Northern blot analysis of S. aureus DSM 20231 RNA derived from biofilm (lanes 1 and 3) and planktonic (lanes 2 and 4) cultures probed with digoxigenin-labeled DPs (A to E) obtained by micro-RDA. Lanes 1 and 2, RNAs derived from cells cultivated in TSB-glucose medium; lanes 3 and 4, RNA derived from cells cultivated in TSB-glucose medium supplemented with 1% threonine. (A) DP 11/10 (fragment of the threonyl-tRNA synthetase); (B) DP P4 (with homology to the phosphoglycerate mutase of B. subtilis); (C) DP P9 (fragment of the triosephosphate isomerase); (D) DP 11/6 (with homology to the alcohol dehydrogenase of Zymomonas mobilis); (E) DP 11/1 (homology to clpC of B. subtilis).

FIG. 5

Micro-RDA of sessile versus planktonic S. aureus populations grown in threonine-supplemented medium.
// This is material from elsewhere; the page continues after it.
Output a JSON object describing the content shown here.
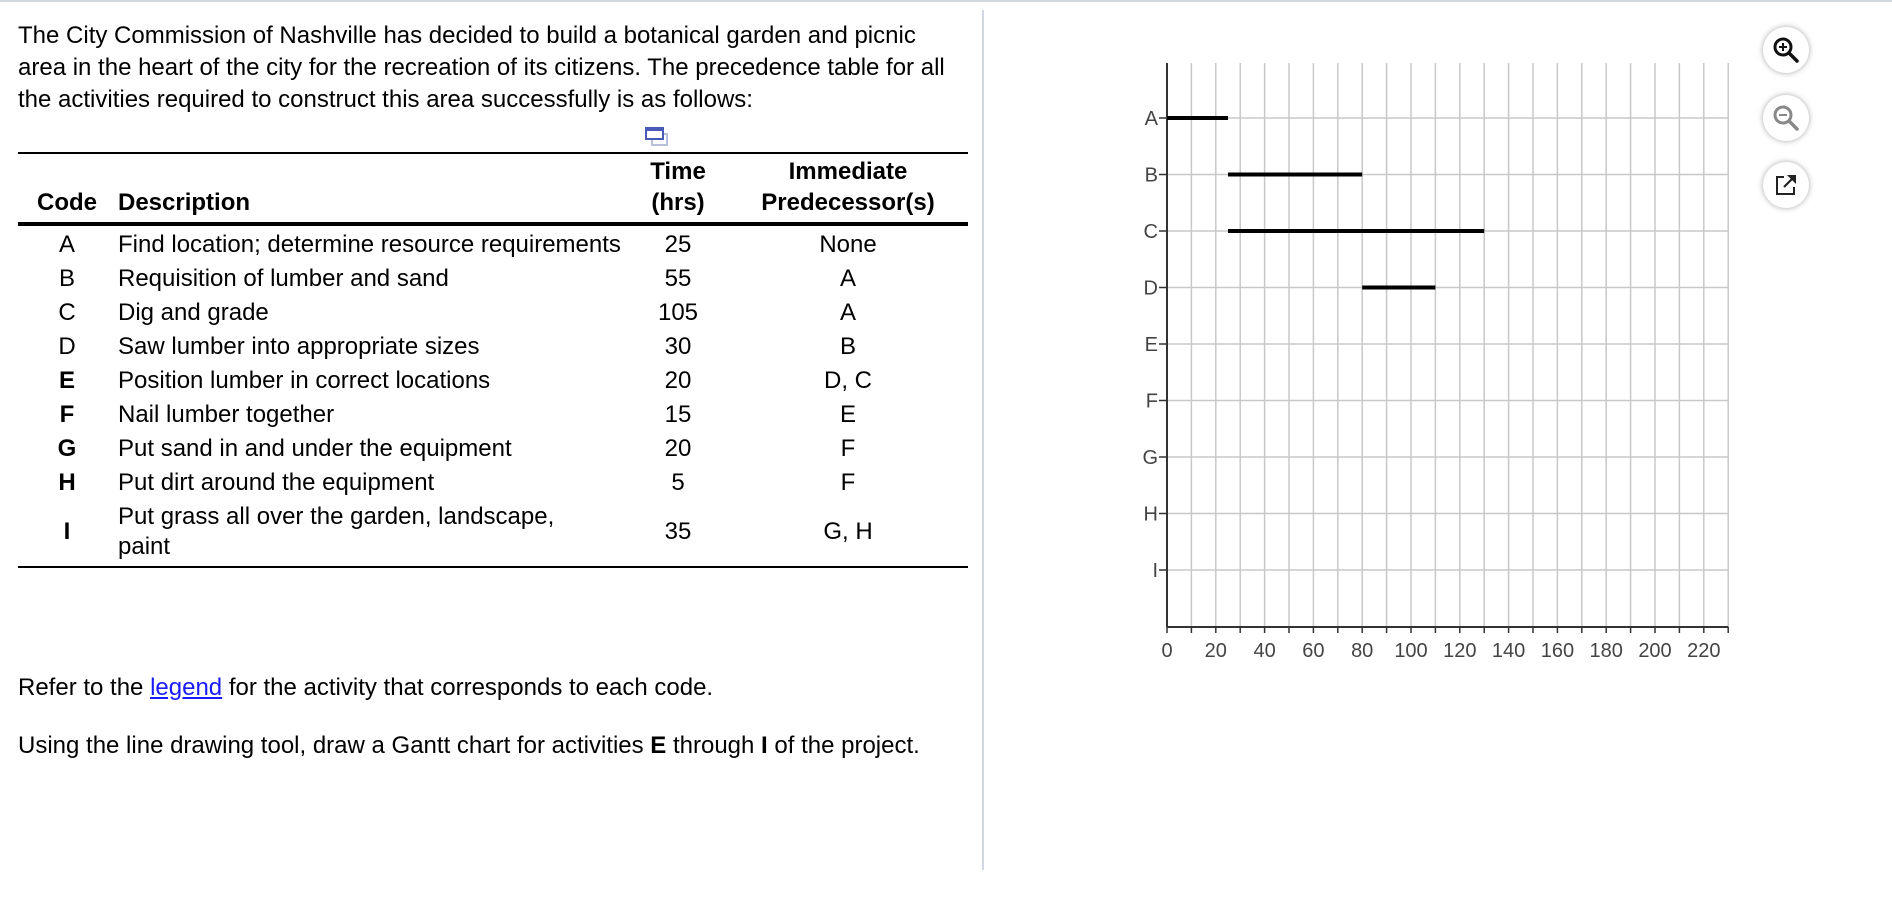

Lanes 1 to 4, amplicon and DPs of micro-RDA using biofilm-derived RNA as the tester and planktonic-culture-derived RNA as the driver. The amplicon and DPs were electrophoresed through a 2% agarose gel and stained with ethidium bromide. Lane 1, biofilm amplicon; lane 2, DP 1; lane 3, DP 2; lane 4, DP 3; lanes M, molecular size markers.